Oltre le chiese chiuse

C'è una chiesa "nuova" e altrettanto buona e vera, tutta da scoprire in questa esperienza inattesa, dovuta all'epidemia.
17 Marzo 2020

Sollecitato dalla testimonianza di un’amica, ho provato a riflettere su cosa dice a me questa faccenda delle “chiese chiuse”.

Premessa. Credo onestamente sia molto difficile capire quale sia la decisione più giusta, per tutelare i vivi, in questo momento. E se essa possa essere valida ovunque e in ogni caso.

Detto ciò, quello che vedo come opportunità è scoprire o riscoprire alcuni aspetti della vita di fede, e persino comunitaria, che sono efficaci e veri anche senza poter andare in chiesa, ai quali probabilmente non siamo stati affatto educati ed abituati.

Messe da parte le situazioni più drammatiche, comprensibilmente, ci sentiamo più soli anche per via di questo deficit formativo.

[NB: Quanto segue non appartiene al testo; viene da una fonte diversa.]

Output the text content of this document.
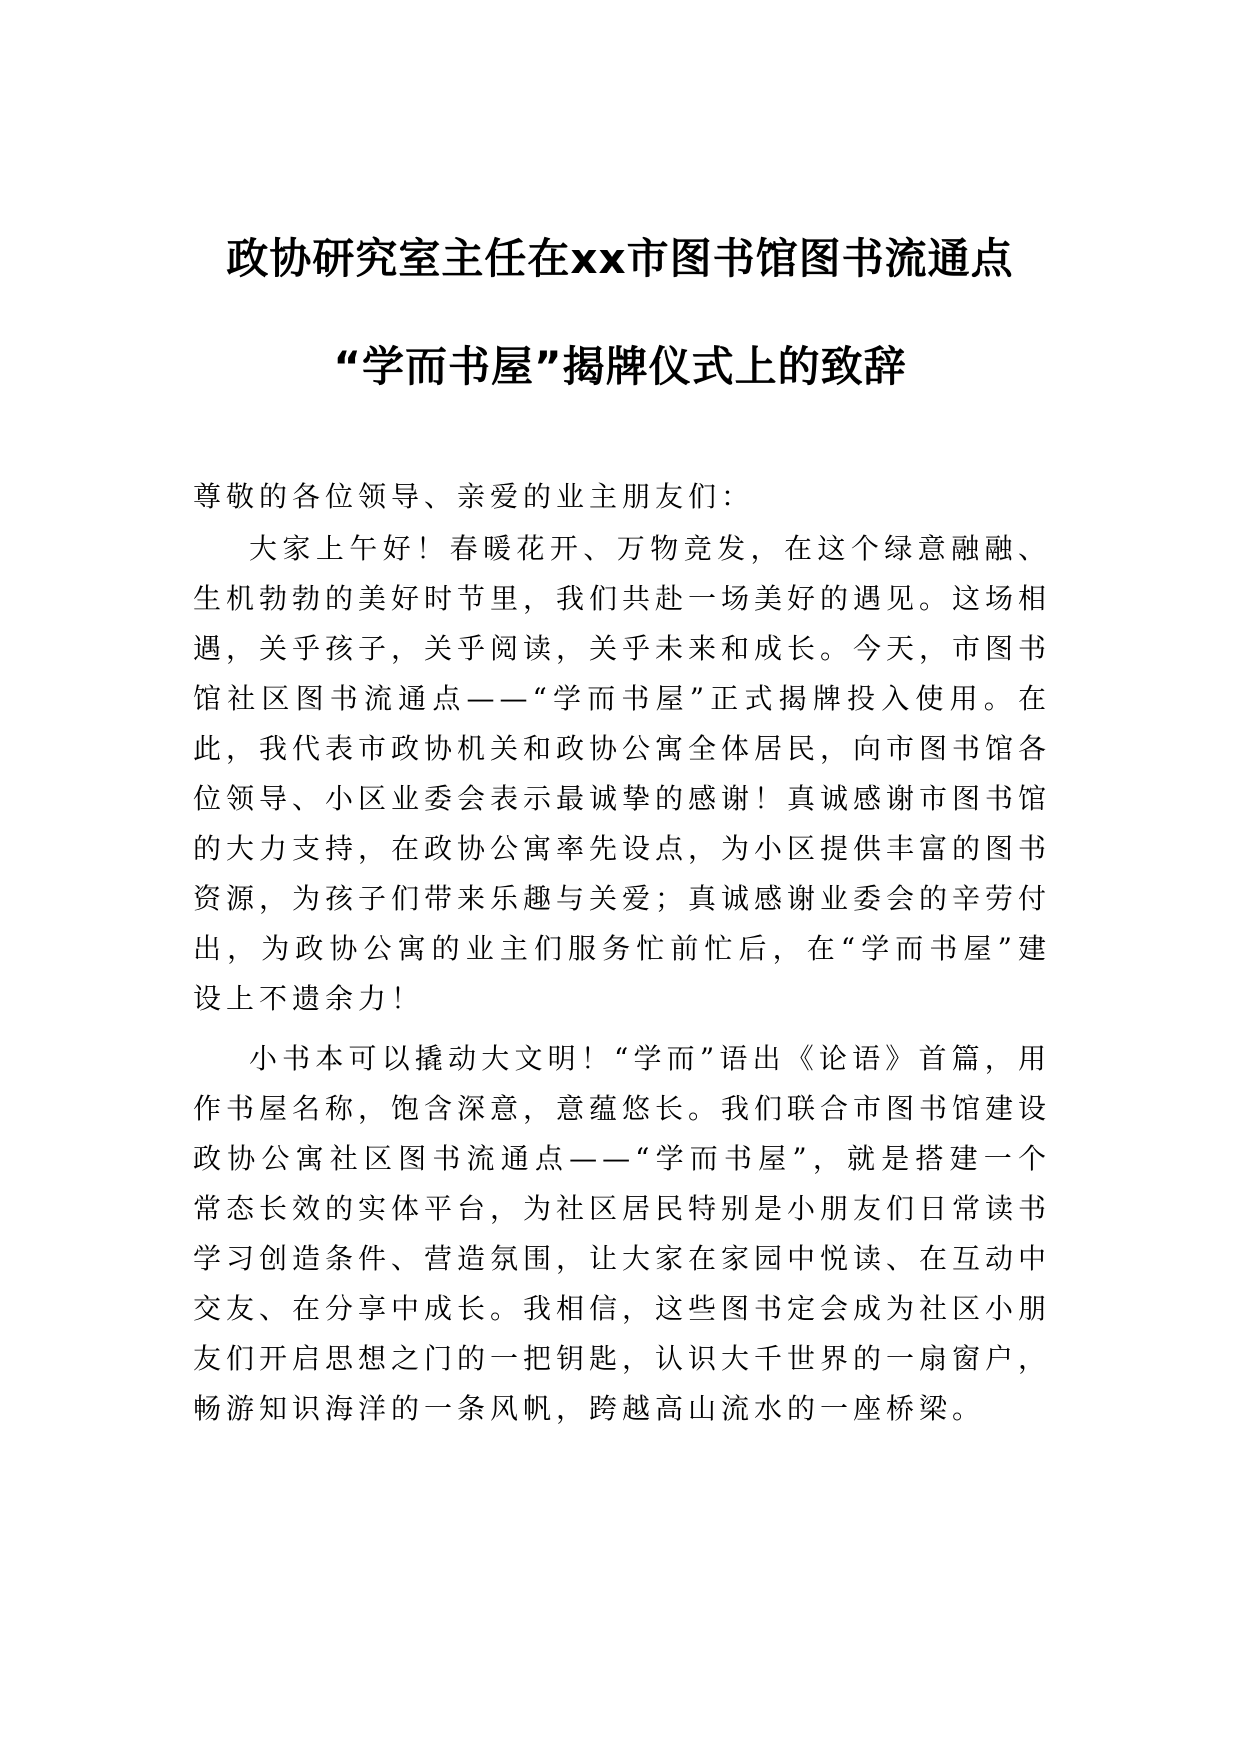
政协研究室主任在xx市图书馆图书流通点
“学而书屋”揭牌仪式上的致辞

尊敬的各位领导、亲爱的业主朋友们：

大家上午好！春暖花开、万物竞发，在这个绿意融融、生机勃勃的美好时节里，我们共赴一场美好的遇见。这场相遇，关乎孩子，关乎阅读，关乎未来和成长。今天，市图书馆社区图书流通点——“学而书屋”正式揭牌投入使用。在此，我代表市政协机关和政协公寓全体居民，向市图书馆各位领导、小区业委会表示最诚挚的感谢！真诚感谢市图书馆的大力支持，在政协公寓率先设点，为小区提供丰富的图书资源，为孩子们带来乐趣与关爱；真诚感谢业委会的辛劳付出，为政协公寓的业主们服务忙前忙后，在“学而书屋”建设上不遗余力！

小书本可以撬动大文明！“学而”语出《论语》首篇，用作书屋名称，饱含深意，意蕴悠长。我们联合市图书馆建设政协公寓社区图书流通点——“学而书屋”，就是搭建一个常态长效的实体平台，为社区居民特别是小朋友们日常读书学习创造条件、营造氛围，让大家在家园中悦读、在互动中交友、在分享中成长。我相信，这些图书定会成为社区小朋友们开启思想之门的一把钥匙，认识大千世界的一扇窗户，畅游知识海洋的一条风帆，跨越高山流水的一座桥梁。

Siamo stati in genere educati a una vita di fede abbastanza monocorde, strutturata, molto rituale e a tratti burocratica (penso a un certo modo di prepararsi e vivere i sacramenti), ma con poca formazione alla vita spirituale profonda, all’ascolto e meditazione della Parola, e alla preghiera di intercessione.

C’è una chiesa “nuova” e altrettanto buona e vera, tutta da scoprire in questa esperienza inattesa, dovuta all’epidemia.